The status quo we know

If Americans voted for change they can believe in last fall, British Columbians opted for the status quo they know when they went to the polls Tuesday.

Sifting through the tea leaves of a provincial election that saw a Liberal majority returned with almost the same percentage of the popular vote as it received four years ago, an NDP opposition with almost the same percentage of the vote as four years ago, and all the seats divvied up among the two parties once again - although that could change with recounts - you'd have to say British Columbians were not in the mood for change. Perhaps that's to be expected; in tough times people hunker down, become a little more conservative and focus on basics.
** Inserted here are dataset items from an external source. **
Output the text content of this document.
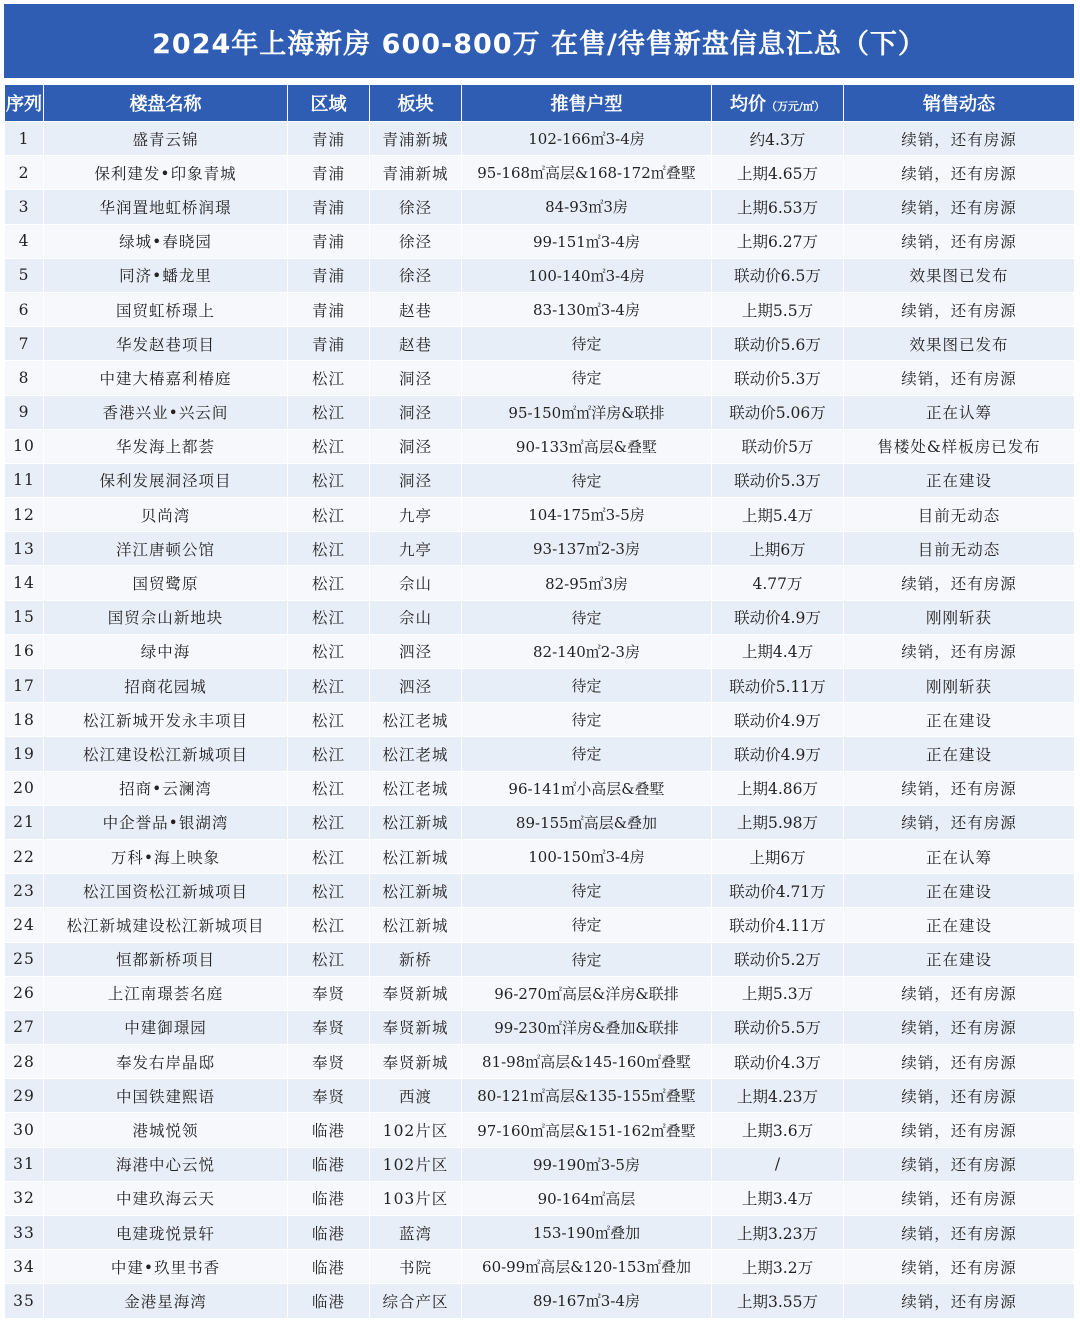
2024年上海新房 600-800万 在售/待售新盘信息汇总（下）
序列	楼盘名称	区域	板块	推售户型	均价（万元/㎡）	销售动态
1	盛青云锦	青浦	青浦新城	102-166㎡3-4房	约4.3万	续销，还有房源
2	保利建发•印象青城	青浦	青浦新城	95-168㎡高层&168-172㎡叠墅	上期4.65万	续销，还有房源
3	华润置地虹桥润璟	青浦	徐泾	84-93㎡3房	上期6.53万	续销，还有房源
4	绿城•春晓园	青浦	徐泾	99-151㎡3-4房	上期6.27万	续销，还有房源
5	同济•蟠龙里	青浦	徐泾	100-140㎡3-4房	联动价6.5万	效果图已发布
6	国贸虹桥璟上	青浦	赵巷	83-130㎡3-4房	上期5.5万	续销，还有房源
7	华发赵巷项目	青浦	赵巷	待定	联动价5.6万	效果图已发布
8	中建大椿嘉利椿庭	松江	洞泾	待定	联动价5.3万	续销，还有房源
9	香港兴业•兴云间	松江	洞泾	95-150㎡㎡洋房&联排	联动价5.06万	正在认筹
10	华发海上都荟	松江	洞泾	90-133㎡高层&叠墅	联动价5万	售楼处&样板房已发布
11	保利发展洞泾项目	松江	洞泾	待定	联动价5.3万	正在建设
12	贝尚湾	松江	九亭	104-175㎡3-5房	上期5.4万	目前无动态
13	洋江唐顿公馆	松江	九亭	93-137㎡2-3房	上期6万	目前无动态
14	国贸鹭原	松江	佘山	82-95㎡3房	4.77万	续销，还有房源
15	国贸佘山新地块	松江	佘山	待定	联动价4.9万	刚刚斩获
16	绿中海	松江	泗泾	82-140㎡2-3房	上期4.4万	续销，还有房源
17	招商花园城	松江	泗泾	待定	联动价5.11万	刚刚斩获
18	松江新城开发永丰项目	松江	松江老城	待定	联动价4.9万	正在建设
19	松江建设松江新城项目	松江	松江老城	待定	联动价4.9万	正在建设
20	招商•云澜湾	松江	松江老城	96-141㎡小高层&叠墅	上期4.86万	续销，还有房源
21	中企誉品•银湖湾	松江	松江新城	89-155㎡高层&叠加	上期5.98万	续销，还有房源
22	万科•海上映象	松江	松江新城	100-150㎡3-4房	上期6万	正在认筹
23	松江国资松江新城项目	松江	松江新城	待定	联动价4.71万	正在建设
24	松江新城建设松江新城项目	松江	松江新城	待定	联动价4.11万	正在建设
25	恒都新桥项目	松江	新桥	待定	联动价5.2万	正在建设
26	上江南璟荟名庭	奉贤	奉贤新城	96-270㎡高层&洋房&联排	上期5.3万	续销，还有房源
27	中建御璟园	奉贤	奉贤新城	99-230㎡洋房&叠加&联排	联动价5.5万	续销，还有房源
28	奉发右岸晶邸	奉贤	奉贤新城	81-98㎡高层&145-160㎡叠墅	联动价4.3万	续销，还有房源
29	中国铁建熙语	奉贤	西渡	80-121㎡高层&135-155㎡叠墅	上期4.23万	续销，还有房源
30	港城悦领	临港	102片区	97-160㎡高层&151-162㎡叠墅	上期3.6万	续销，还有房源
31	海港中心云悦	临港	102片区	99-190㎡3-5房	/	续销，还有房源
32	中建玖海云天	临港	103片区	90-164㎡高层	上期3.4万	续销，还有房源
33	电建珑悦景轩	临港	蓝湾	153-190㎡叠加	上期3.23万	续销，还有房源
34	中建•玖里书香	临港	书院	60-99㎡高层&120-153㎡叠加	上期3.2万	续销，还有房源
35	金港星海湾	临港	综合产区	89-167㎡3-4房	上期3.55万	续销，还有房源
And that played well to the Liberals' apparent strength and their main message throughout the campaign: rebuilding the economy and working our way out of the recession. For all the talk about the B.C. Rail scandal, run of river hydro projects, the carbon tax and the unpopularity of Gordon Campbell himself, the one issue most people see the Liberals as most competent to deal with, and the NDP least competent to deal with, is the economy. Which is one explanation for the status quo election results.

But does that explain the appalling low voter turnout? Barely half of eligible British Columbians bothered to vote Tuesday. It continues a disturbing trend that has seen voter turnout decline steadily, from 59 per cent in 1996 to 55 per cent in 2001 and 58 per cent in 2005. Last month B.C.'s chief electoral officer, Harry Neufeld, predicted a record turnout of voters after registering nearly 3 million of B.C.'s 3.2 million eligible voters. The key demographic among non-voters, according to Neufeld, is people between the ages of 25 and 34 who aren't "engaged" in the process.
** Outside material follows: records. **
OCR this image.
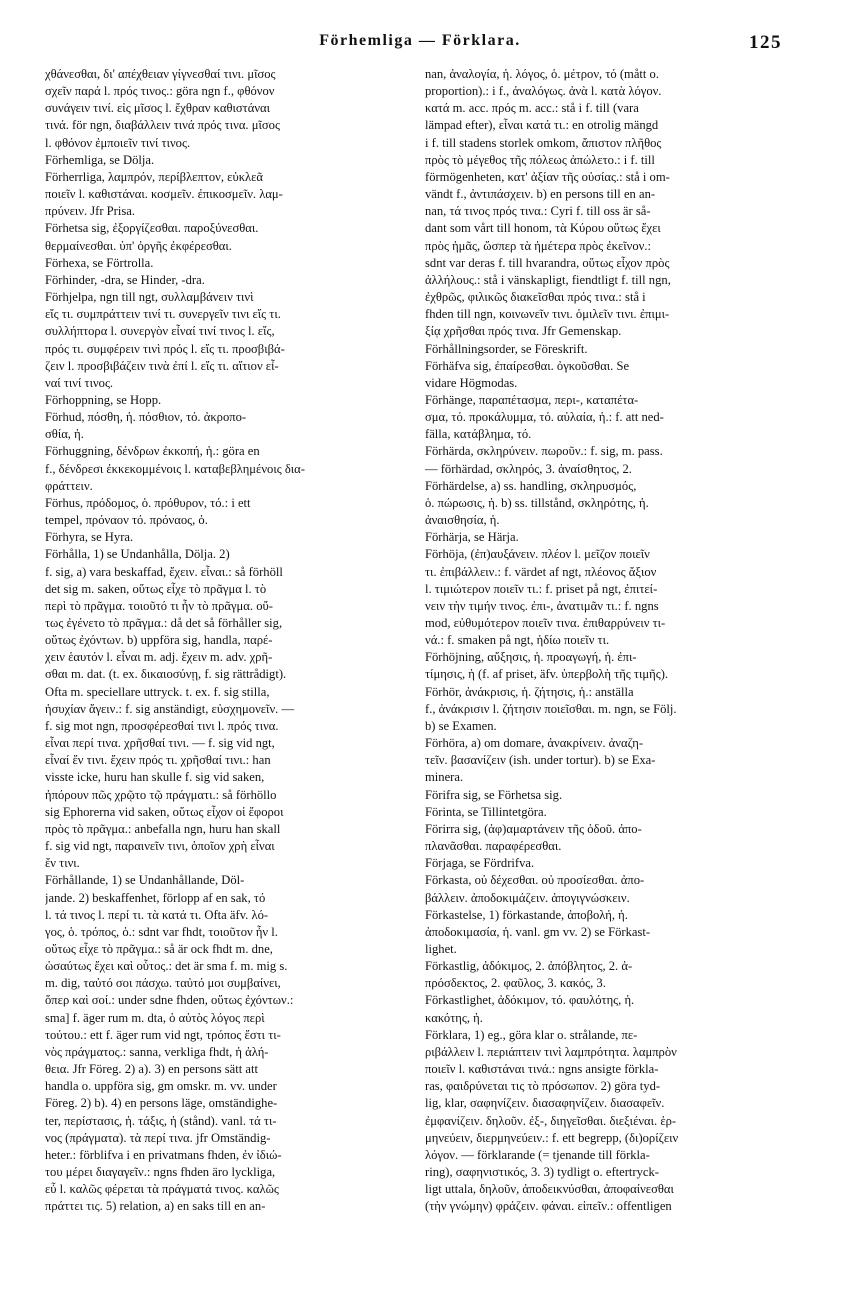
Förhemliga — Förklara.	125
χθάνεσθαι, δι' απέχθειαν γίγνεσθαί τινι. μῖσος
σχεῖν παρά l. πρός τινος.: göra ngn f., φθόνον
συνάγειν τινί. εἰς μῖσος l. ἔχθραν καθιστάναι
τινά. för ngn, διαβάλλειν τινά πρός τινα. μῖσος
l. φθόνον ἐμποιεῖν τινί τινος.
Förhemliga, se Dölja.
Förherrliga, λαμπρόν, περίβλεπτον, εὐκλεᾶ
ποιεῖν l. καθιστάναι. κοσμεῖν. ἐπικοσμεῖν. λαμ-
πρύνειν. Jfr Prisa.
Förhetsa sig, ἐξοργίζεσθαι. παροξύνεσθαι.
θερμαίνεσθαι. ὑπ' ὀργῆς ἐκφέρεσθαι.
Förhexa, se Förtrolla.
Förhinder, -dra, se Hinder, -dra.
Förhjelpa, ngn till ngt, συλλαμβάνειν τινὶ
εἴς τι. συμπράττειν τινί τι. συνεργεῖν τινι εἴς τι.
συλλήπτορα l. συνεργὸν εἶναί τινί τινος l. εἴς,
πρός τι. συμφέρειν τινὶ πρός l. εἴς τι. προσβιβά-
ζειν l. προσβιβάζειν τινὰ ἐπί l. εἴς τι. αἴτιον εἶ-
ναί τινί τινος.
Förhoppning, se Hopp.
Förhud, πόσθη, ἡ. πόσθιον, τό. ἀκροπο-
σθία, ἡ.
Förhuggning, δένδρων ἐκκοπή, ἡ.: göra en
f., δένδρεσι ἐκκεκομμένοις l. καταβεβλημένοις δια-
φράττειν.
Förhus, πρόδομος, ὁ. πρόθυρον, τό.: i ett
tempel, πρόναον τό. πρόναος, ὁ.
Förhyra, se Hyra.
Förhålla, 1) se Undanhålla, Dölja. 2)
f. sig, a) vara beskaffad, ἔχειν. εἶναι.: så förhöll
det sig m. saken, οὕτως εἶχε τὸ πρᾶγμα l. τὸ
περὶ τὸ πρᾶγμα. τοιοῦτό τι ἦν τὸ πρᾶγμα. οὔ-
τως ἐγένετο τὸ πρᾶγμα.: då det så förhåller sig,
οὕτως ἐχόντων. b) uppföra sig, handla, παρέ-
χειν ἑαυτόν l. εἶναι m. adj. ἔχειν m. adv. χρῆ-
σθαι m. dat. (t. ex. δικαιοσύνῃ, f. sig rättrådigt).
Ofta m. speciellare uttryck. t. ex. f. sig stilla,
ἡσυχίαν ἄγειν.: f. sig anständigt, εὐσχημονεῖν. —
f. sig mot ngn, προσφέρεσθαί τινι l. πρός τινα.
εἶναι περί τινα. χρῆσθαί τινι. — f. sig vid ngt,
εἶναί ἔν τινι. ἔχειν πρός τι. χρῆσθαί τινι.: han
visste icke, huru han skulle f. sig vid saken,
ἠπόρουν πῶς χρῷτο τῷ πράγματι.: så förhöllo
sig Ephorerna vid saken, οὕτως εἶχον οἱ ἔφοροι
πρὸς τὸ πρᾶγμα.: anbefalla ngn, huru han skall
f. sig vid ngt, παραινεῖν τινι, ὁποῖον χρὴ εἶναι
ἔν τινι.
Förhållande, 1) se Undanhållande, Döl-
jande. 2) beskaffenhet, förlopp af en sak, τό
l. τά τινος l. περί τι. τὰ κατά τι. Ofta äfv. λό-
γος, ὁ. τρόπος, ὁ.: sdnt var fhdt, τοιοῦτον ἦν l.
οὕτως εἶχε τὸ πρᾶγμα.: så är ock fhdt m. dne,
ὡσαύτως ἔχει καὶ οὗτος.: det är sma f. m. mig s.
m. dig, ταὐτό σοι πάσχω. ταὐτό μοι συμβαίνει,
ὅπερ καὶ σοί.: under sdne fhden, οὕτως ἐχόντων.:
sma] f. äger rum m. dta, ὁ αὐτὸς λόγος περὶ
τούτου.: ett f. äger rum vid ngt, τρόπος ἔστι τι-
νὸς πράγματος.: sanna, verkliga fhdt, ἡ ἀλή-
θεια. Jfr Föreg. 2) a). 3) en persons sätt att
handla o. uppföra sig, gm omskr. m. vv. under
Föreg. 2) b). 4) en persons läge, omständighe-
ter, περίστασις, ἡ. τάξις, ἡ (stånd). vanl. τά τι-
νος (πράγματα). τὰ περί τινα. jfr Omständig-
heter.: förblifva i en privatmans fhden, ἐν ἰδιώ-
του μέρει διαγαγεῖν.: ngns fhden äro lyckliga,
εὖ l. καλῶς φέρεται τὰ πράγματά τινος. καλῶς
πράττει τις. 5) relation, a) en saks till en an-
nan, ἀναλογία, ἡ. λόγος, ὁ. μέτρον, τό (mått o.
proportion).: i f., ἀναλόγως. ἀνὰ l. κατὰ λόγον.
κατά m. acc. πρός m. acc.: stå i f. till (vara
lämpad efter), εἶναι κατά τι.: en otrolig mängd
i f. till stadens storlek omkom, ἄπιστον πλῆθος
πρὸς τὸ μέγεθος τῆς πόλεως ἀπώλετο.: i f. till
förmögenheten, κατ' ἀξίαν τῆς οὐσίας.: stå i om-
vändt f., ἀντιπάσχειν. b) en persons till en an-
nan, τά τινος πρός τινα.: Cyri f. till oss är så-
dant som vårt till honom, τὰ Κύρου οὕτως ἔχει
πρὸς ἡμᾶς, ὥσπερ τὰ ἡμέτερα πρὸς ἐκεῖνον.:
sdnt var deras f. till hvarandra, οὕτως εἶχον πρὸς
ἀλλήλους.: stå i vänskapligt, fiendtligt f. till ngn,
ἐχθρῶς, φιλικῶς διακεῖσθαι πρός τινα.: stå i
fhden till ngn, κοινωνεῖν τινι. ὁμιλεῖν τινι. ἐπιμι-
ξίᾳ χρῆσθαι πρός τινα. Jfr Gemenskap.
Förhållningsorder, se Föreskrift.
Förhäfva sig, ἐπαίρεσθαι. ὀγκοῦσθαι. Se
vidare Högmodas.
Förhänge, παραπέτασμα, περι-, καταπέτα-
σμα, τό. προκάλυμμα, τό. αὐλαία, ἡ.: f. att ned-
fälla, κατάβλημα, τό.
Förhärda, σκληρύνειν. πωροῦν.: f. sig, m. pass.
— förhärdad, σκληρός, 3. ἀναίσθητος, 2.
Förhärdelse, a) ss. handling, σκληρυσμός,
ὁ. πώρωσις, ἡ. b) ss. tillstånd, σκληρότης, ἡ.
ἀναισθησία, ἡ.
Förhärja, se Härja.
Förhöja, (ἐπ)αυξάνειν. πλέον l. μεῖζον ποιεῖν
τι. ἐπιβάλλειν.: f. värdet af ngt, πλέονος ἄξιον
l. τιμιώτερον ποιεῖν τι.: f. priset på ngt, ἐπιτεί-
νειν τὴν τιμήν τινος. ἐπι-, ἀνατιμᾶν τι.: f. ngns
mod, εὐθυμότερον ποιεῖν τινα. ἐπιθαρρύνειν τι-
νά.: f. smaken på ngt, ἡδίω ποιεῖν τι.
Förhöjning, αὔξησις, ἡ. προαγωγή, ἡ. ἐπι-
τίμησις, ἡ (f. af priset, äfv. ὑπερβολὴ τῆς τιμῆς).
Förhör, ἀνάκρισις, ἡ. ζήτησις, ἡ.: anställa
f., ἀνάκρισιν l. ζήτησιν ποιεῖσθαι. m. ngn, se Följ.
b) se Examen.
Förhöra, a) om domare, ἀνακρίνειν. ἀναζη-
τεῖν. βασανίζειν (ish. under tortur). b) se Exa-
minera.
Förifra sig, se Förhetsa sig.
Förinta, se Tillintetgöra.
Förirra sig, (ἀφ)αμαρτάνειν τῆς ὁδοῦ. ἀπο-
πλανᾶσθαι. παραφέρεσθαι.
Förjaga, se Fördrifva.
Förkasta, οὐ δέχεσθαι. οὐ προσίεσθαι. ἀπο-
βάλλειν. ἀποδοκιμάζειν. ἀπογιγνώσκειν.
Förkastelse, 1) förkastande, ἀποβολή, ἡ.
ἀποδοκιμασία, ἡ. vanl. gm vv. 2) se Förkast-
lighet.
Förkastlig, ἀδόκιμος, 2. ἀπόβλητος, 2. ἀ-
πρόσδεκτος, 2. φαῦλος, 3. κακός, 3.
Förkastlighet, ἀδόκιμον, τό. φαυλότης, ἡ.
κακότης, ἡ.
Förklara, 1) eg., göra klar o. strålande, πε-
ριβάλλειν l. περιάπτειν τινὶ λαμπρότητα. λαμπρὸν
ποιεῖν l. καθιστάναι τινά.: ngns ansigte förkla-
ras, φαιδρύνεται τις τὸ πρόσωπον. 2) göra tyd-
lig, klar, σαφηνίζειν. διασαφηνίζειν. διασαφεῖν.
ἐμφανίζειν. δηλοῦν. ἐξ-, διηγεῖσθαι. διεξιέναι. ἑρ-
μηνεύειν, διερμηνεύειν.: f. ett begrepp, (δι)ορίζειν
λόγον. — förklarande (= tjenande till förkla-
ring), σαφηνιστικός, 3. 3) tydligt o. eftertryck-
ligt uttala, δηλοῦν, ἀποδεικνύσθαι, ἀποφαίνεσθαι
(τὴν γνώμην) φράζειν. φάναι. εἰπεῖν.: offentligen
There are numerous theories for the record low turnout for this election - election fatigue and the failure of the parties to motivate voters are two popular ones.
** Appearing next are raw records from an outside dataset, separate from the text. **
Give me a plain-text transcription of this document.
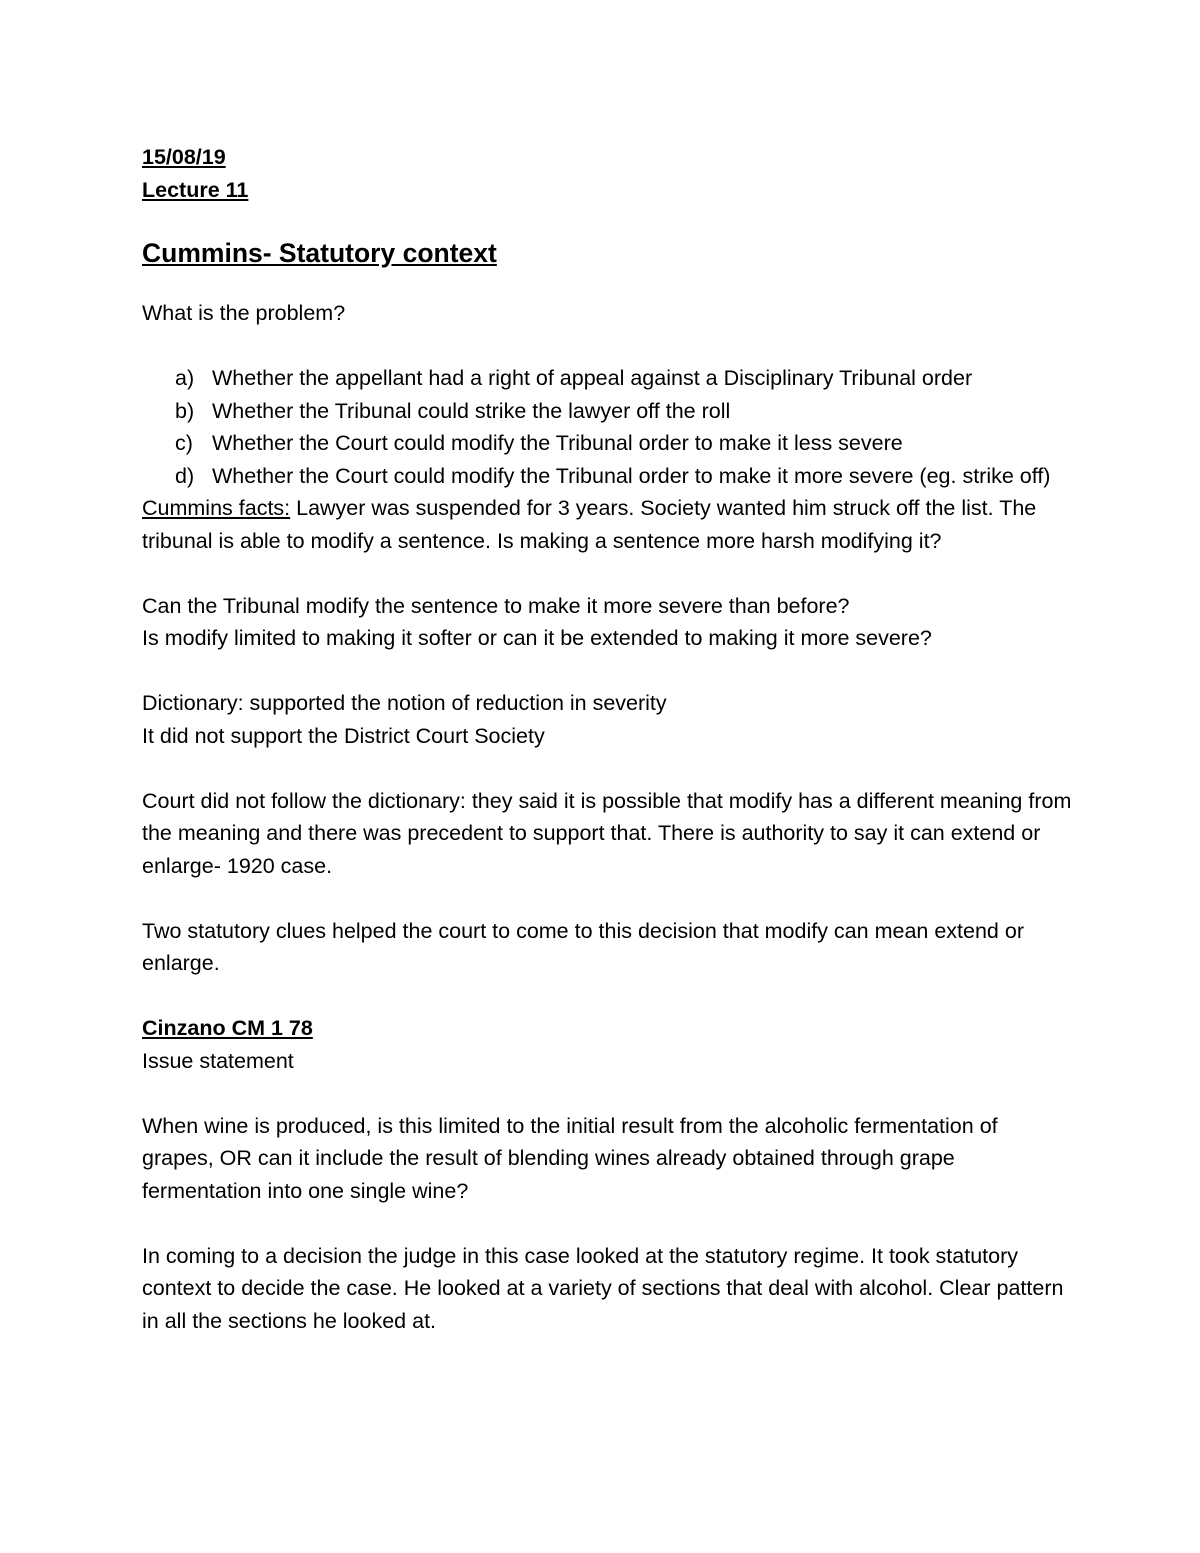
15/08/19

Lecture 11

Cummins- Statutory context

What is the problem?

a) Whether the appellant had a right of appeal against a Disciplinary Tribunal order
b) Whether the Tribunal could strike the lawyer off the roll
c) Whether the Court could modify the Tribunal order to make it less severe
d) Whether the Court could modify the Tribunal order to make it more severe (eg. strike off)

Cummins facts: Lawyer was suspended for 3 years. Society wanted him struck off the list. The tribunal is able to modify a sentence. Is making a sentence more harsh modifying it?

Can the Tribunal modify the sentence to make it more severe than before?

Is modify limited to making it softer or can it be extended to making it more severe?

Dictionary: supported the notion of reduction in severity

It did not support the District Court Society

Court did not follow the dictionary: they said it is possible that modify has a different meaning from the meaning and there was precedent to support that. There is authority to say it can extend or enlarge- 1920 case.

Two statutory clues helped the court to come to this decision that modify can mean extend or enlarge.

Cinzano CM 1 78

Issue statement

When wine is produced, is this limited to the initial result from the alcoholic fermentation of grapes, OR can it include the result of blending wines already obtained through grape fermentation into one single wine?

In coming to a decision the judge in this case looked at the statutory regime. It took statutory context to decide the case. He looked at a variety of sections that deal with alcohol. Clear pattern in all the sections he looked at.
But many have suggested one critical reason people aren't engaged is dissatisfaction with the first-past-the-post, all or nothing system. This election presented a second chance in four years for people to change the system, and they overwhelmingly rejected that opportunity.

Advocates of the Single Transferable Vote (STV) system, which was put to a referendum Tuesday, say voter turnout is higher when STV is used. But when support for STV goes from more than 57 per cent in 2005 to about 40 per cent in 2009 - that's 40 per cent of the 50 per cent of British Columbians who got off their duffs and voted - it's not a concept that is engaging people. It was given every chance to succeed - two referendums, equal financial support to Yes and No sides, the Liberals and NDP officially staying neutral, the Green Party a vocal advocate for it - and it failed utterly and miserably.

According to the Vancouver Sun , the Yes side had about 5,000 volunteers; the No side had about three dozen. An Ipsos Reid poll prior to the election showed various groups - university graduates, high school graduates, decided voters - all favoured the existing system over STV; the status quo they know.

The Droop Quota formula, the counting of transferred votes, the likelihood of successive minority governments, the larger ridings (with boundaries drawn on maps this time around) and less individual accountability of MLAs to constituents, particularly in smaller communities, just didn't resonate with voters. But then, neither did the whole election.

While STV must certainly be a dead issue, the idea of electoral reform is not. There will continue to be advocates for a system that brings about proportional representation in the legislature. True democracy demands that if 8 per cent of voters support the Green Party, the Greens should have 8 per cent of the seats, they argue.

Perhaps. But a more elementary step in electoral reform would be getting more people out to vote. The opportunity to change the system didn't excite eligible voters. Efforts to register more voters didn't help. Three federal elections in five years, producing three minority governments, probably didn't help either.

In fact, it may not be a dramatic change of systems that leads to more people being engaged in the political process. It may be things more subtle and gradual, like education, thinking beyond oneself, a better understanding of individual responsibility and sticking to something even when the results aren't what we'd hoped for.